Он сказал и воздел очи к небесам, а затем устремил взгляд на Матильду. Их глаза встретились — ее взгляд сиял торжеством ничем не сдерживаемой любви.
Верецци поднес кубок к губам — но вдруг бросил его на пол, и все его тело свело жуткой судорогой. Его горящие глаза выкатились из орбит, он дико озирался по сторонам. Охваченный внезапным безумием, он вырвал кинжал из ножен и беспощадно вознес его...
Какой призрак увидел Верецци? Что заставило страстно влюбленного швырнуть наземь кубок, который он готов был осушить с клятвой в вечной любви своей избраннице? И почему он, который всего за мгновение до того, представлял объятия Матильды земным раем, попытался в неистовстве своем не готовым предстать перед Богом! Это были нежные лучистые глаза очаровательной потерянной навек Джулии, с упреком смотревшие в душу Верецци, это было ее ангельское лицо, обрамленное растрепанными локонами, язвившее лживого; ибо когда он поднес кубок к губам, поглощенный безумным пламенем похоти к вершинам безудержной страсти, произнося клятву ненарушимой верности другой, — перед ним появилась Джулия!
Безумие, жесточайшее безумие охватило его разум. Он высоко поднял кинжал, но Матильда бросилась к нему и в отчаянии с нежной тревогой стала умолять его отвести кинжал от своей груди, но он уже был обагрен его кровью, струившейся на пол. Она высоко подняла его и воззвала к Богу, прося, чтобы он обрек ее на вечные муки, если Джулия уйдет от ее мести.

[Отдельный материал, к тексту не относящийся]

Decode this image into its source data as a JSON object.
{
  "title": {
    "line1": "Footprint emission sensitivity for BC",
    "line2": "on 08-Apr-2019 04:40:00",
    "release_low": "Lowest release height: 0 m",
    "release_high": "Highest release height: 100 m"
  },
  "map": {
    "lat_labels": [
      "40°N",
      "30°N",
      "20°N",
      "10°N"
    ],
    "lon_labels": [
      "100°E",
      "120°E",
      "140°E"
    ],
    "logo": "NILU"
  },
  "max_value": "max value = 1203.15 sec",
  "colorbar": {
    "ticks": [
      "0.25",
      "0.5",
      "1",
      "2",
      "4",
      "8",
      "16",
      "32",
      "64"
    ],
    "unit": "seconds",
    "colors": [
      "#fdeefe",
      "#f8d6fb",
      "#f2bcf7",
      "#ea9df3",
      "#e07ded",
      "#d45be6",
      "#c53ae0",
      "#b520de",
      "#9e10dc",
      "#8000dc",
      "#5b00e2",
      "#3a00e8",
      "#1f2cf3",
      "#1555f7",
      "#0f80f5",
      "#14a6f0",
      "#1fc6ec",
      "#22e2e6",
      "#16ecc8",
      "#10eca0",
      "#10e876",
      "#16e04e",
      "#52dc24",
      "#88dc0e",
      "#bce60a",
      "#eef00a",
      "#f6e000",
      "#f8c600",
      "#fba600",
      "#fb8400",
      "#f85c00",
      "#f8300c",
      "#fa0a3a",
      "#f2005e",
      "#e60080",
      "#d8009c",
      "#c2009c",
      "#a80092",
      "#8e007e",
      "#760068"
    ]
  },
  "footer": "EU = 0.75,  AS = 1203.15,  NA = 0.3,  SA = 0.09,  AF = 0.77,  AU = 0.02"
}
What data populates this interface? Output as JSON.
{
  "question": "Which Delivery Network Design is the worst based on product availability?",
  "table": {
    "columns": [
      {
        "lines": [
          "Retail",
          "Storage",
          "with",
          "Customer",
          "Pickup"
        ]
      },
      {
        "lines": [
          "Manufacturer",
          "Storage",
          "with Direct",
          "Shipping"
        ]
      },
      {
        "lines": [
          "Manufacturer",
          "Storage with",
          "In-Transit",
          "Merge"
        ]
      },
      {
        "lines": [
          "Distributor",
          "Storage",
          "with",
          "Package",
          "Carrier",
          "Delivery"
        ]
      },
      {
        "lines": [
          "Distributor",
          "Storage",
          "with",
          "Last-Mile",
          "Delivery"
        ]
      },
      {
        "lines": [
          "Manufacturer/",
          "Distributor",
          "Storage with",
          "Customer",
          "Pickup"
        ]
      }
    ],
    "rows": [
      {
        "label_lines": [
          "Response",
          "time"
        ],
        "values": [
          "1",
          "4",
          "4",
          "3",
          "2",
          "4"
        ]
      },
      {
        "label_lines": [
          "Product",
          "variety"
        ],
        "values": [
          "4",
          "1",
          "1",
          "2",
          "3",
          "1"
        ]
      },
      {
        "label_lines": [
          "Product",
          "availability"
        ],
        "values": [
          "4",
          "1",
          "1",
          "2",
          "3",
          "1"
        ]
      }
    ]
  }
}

Она приблизилась к своей жертве, которая без чувств лежала на полу: грубо тряхнула ее и, схватив за волосы, подняла с земли.
— Ты узнаешь меня? — воскликнула Матильда в бешенстве. — Узнаешь оскорбленную Лаурентини? Узри же этот кинжал, обагренный кровью моего супруга, взгляни на этот хладный труп, в котором ныне застыло дыхание, в чьей груди жил твой проклятый образ, заставивший его совершить деяние, которое навек лишило меня счастья!
Джулия пришла в себя от бешеных криков Матильды. Она подняла взгляд, полный кротости и дурного предчувствия, и увидела разъяренную Матильду, дрожащую в приступе ярости, с высоко поднятым окровавленным кинжалом, сулившим ей немедленную смерть.
— Умри, мерзкая тварь! воскликнула Матильда в порыве бешенства, намереваясь омыть стилет кровью соперницы. Но Джулия отпрянула в сторону, и кинжал лишь чуть оцарапал ее шею, и алый поток оросил ее алебастровую грудь.
Она упала на пол, но вдруг вскочила, пытаясь убежать от своей кровожадной преследовательницы.
Матильда, разъяренная бесплодной попыткой соперницы избежать ее мести, схватила Джулию за развевающиеся волосы и, с нечеловеческой силой держа ее, стала наносить ей удары кинжалом. В кровожадном восторге она вновь и вновь погружала кинжал в ее тело по самую рукоять, даже когда в сопернице угасла последняя искра жизни.
Наконец буйство Матильды, истощенное ее собственной яростью, превратилось в ледяное спокойствие: она отшвырнула кинжал и мрачно воззрилась на ужасное зрелище, представшее ей.
Перед ней в объятиях смерти лежал тот, на кого она так твердо полагалась как на залог своих надежд на счастье.
Перед ней лежала ее соперница, в бесчисленных ранах, голова ее покоилась на груди Верецци, и на ангельском лице, даже мертвом, сияла улыбка любви.
Перед ними стояла она, одинокая преступница. Снова ее охватили яростные чувства: муки ужаса, слишком страшные, чтобы их описывать. Она рвала на себе волосы, она хулила ту силу, что дала ей жизнь, и призывала вечные муки на голову матери, родившей ее.
— И ради этого, — кричала обезумевшая Матильда, — ради этого ужаса, ради этих мук Тот, Кого монахи зовут Милосердным, создал меня?
Она схватила валявшийся на полу кинжал.
— О, друг мой кинжал, — воскликнула она в демоническом ужасе, — пусть твой удар прекратит мое существование! С каким удовольствием приму я тебя своим сердцем!
Она высоко подняла его, посмотрела на него — кровь невинной Джулии все еще капала с его острия.
Грешная Матильда убоялась смерти. Она выронила кинжал, ибо ее душа уловила тень тех страданий, что ждут после смерти злодеев, и, несмотря на свое презрение к религии, несмотря на то, что до сего мгновения она твердо полагалась на доктрину атеизма, она содрогнулась от страха перед будущим, и внутренний голос презрительно шепнул ее душе: «Ты никогда не умрешь!»